The mostly-weekly Friday Night Lights Ride from Einstein Cycles gave locals a great preview of the course last Friday, with some of the favorites on hand to check out the wrinkles that make the first-ever fat bike race at the North American Vasa different from the ski events. For the riders looking to take the Fatathalon titles, which combines the 27km ski and 27km fat bike times of racers, it’s an important check-in to see where time could be won or lost on tired legs in the late afternoon sun of February 8.
Einstein Racing’s Jason Whittaker, Jason Lowetz, Sean Kickbush and Dave Walston, as well as Hagerty’s Craig Webb, took on the full course Friday to inspect the Jack Pine Bypass and the big curveball of the race, Logger’s Run.
Out of Timber Ridge, however, it’s less than a half a mile before the first short but steep climb, with another a quarter of a mile later. These will split the pack, but it should be a select group of front runners that hit the reverse side of the Vasa CC Climb together. If anyone is going to keep race favorites Jorden Wakeley and Matt Acker in sight, this is where they’ll have to hang tough. There’s one more unnamed climb at 2.74 miles in, but the big tests come on the twin Vasa Climbs. Vasa Climb 1 is a bit misleading on paper, as it comes at the bottom of the descent of Anita’s Hill. Good bike handlers will still have a little bit of momentum on the lower, gradual slopes and be able to power over the steeper sections of the climb in the final quarter mile of the climb. The descent of Anita’s could actually be just as selective as the climbs that follows it; speeds of over 30 miles an hour into a tough right hand bend should favor the bike handlers like Wakeley, Lowetz and Nate St. Onge.
The Vasa Climb 2 comes in at .7 miles with a 4% average gradient, but that includes the myriad small rises going into it. There are multiple sections that go over 10% in gradient, plus a long drag over the top. This is the chance to make a move, as there are just a few more ripples in the next two miles to really get separation for those with climbing legs.
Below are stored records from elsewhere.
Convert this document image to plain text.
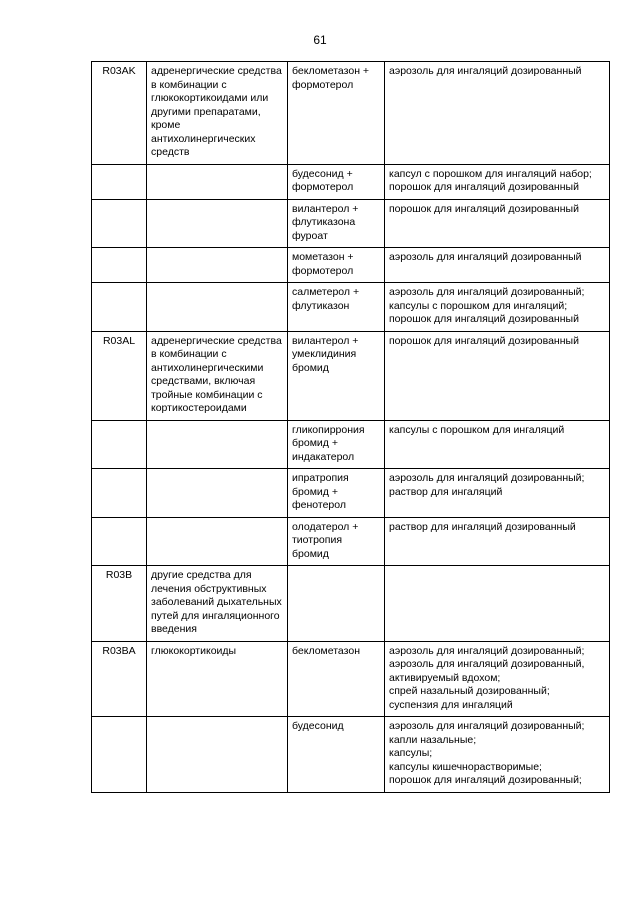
61
R03AK	адренергические средства в комбинации с глюкокортикоидами или другими препаратами, кроме антихолинергических средств	беклометазон + формотерол	аэрозоль для ингаляций дозированный

		будесонид + формотерол	капсул с порошком для ингаляций набор;
порошок для ингаляций дозированный

		вилантерол + флутиказона фуроат	порошок для ингаляций дозированный

		мометазон + формотерол	аэрозоль для ингаляций дозированный

		салметерол + флутиказон	аэрозоль для ингаляций дозированный;
капсулы с порошком для ингаляций;
порошок для ингаляций дозированный

R03AL	адренергические средства в комбинации с антихолинергическими средствами, включая тройные комбинации с кортикостероидами	вилантерол + умеклидиния бромид	порошок для ингаляций дозированный

		гликопиррония бромид + индакатерол	капсулы с порошком для ингаляций

		ипратропия бромид + фенотерол	аэрозоль для ингаляций дозированный;
раствор для ингаляций

		олодатерол + тиотропия бромид	раствор для ингаляций дозированный

R03B	другие средства для лечения обструктивных заболеваний дыхательных путей для ингаляционного введения		
R03BA	глюкокортикоиды	беклометазон	аэрозоль для ингаляций дозированный;
аэрозоль для ингаляций дозированный, активируемый вдохом;
спрей назальный дозированный;
суспензия для ингаляций

		будесонид	аэрозоль для ингаляций дозированный;
капли назальные;
капсулы;
капсулы кишечнорастворимые;
порошок для ингаляций дозированный;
After a final short steep ascent across the metal powerline, the course is essentially a 9km leadout to the finish. Speeds here should be 15-17mph for the leaders, and at those speeds, it’ll be tough to make up ground, or open a gap for anyone trying to make a move from the bunch. Here, if there is anyone with Wakeley, they’ll likely force him to do the pacemaking and hope for a sprint. Acker is an explosive rider and would be a big challenge if Wakeley is at all tired from pulling into the finish.
The wrinkle is the left hand turn onto Logger’s Run. That trail wasn’t well groomed on Friday, but it should be perfect by race day. It is much narrower than the Vasa, and if there are any bunches together, it’ll be a race to hit Logger’s Run in the front four positions. From the turn, it’s two miles to the finish, with a wide-open sprint to the line, if there’s anyone still capable of sprinting after spending the last hour at full gas.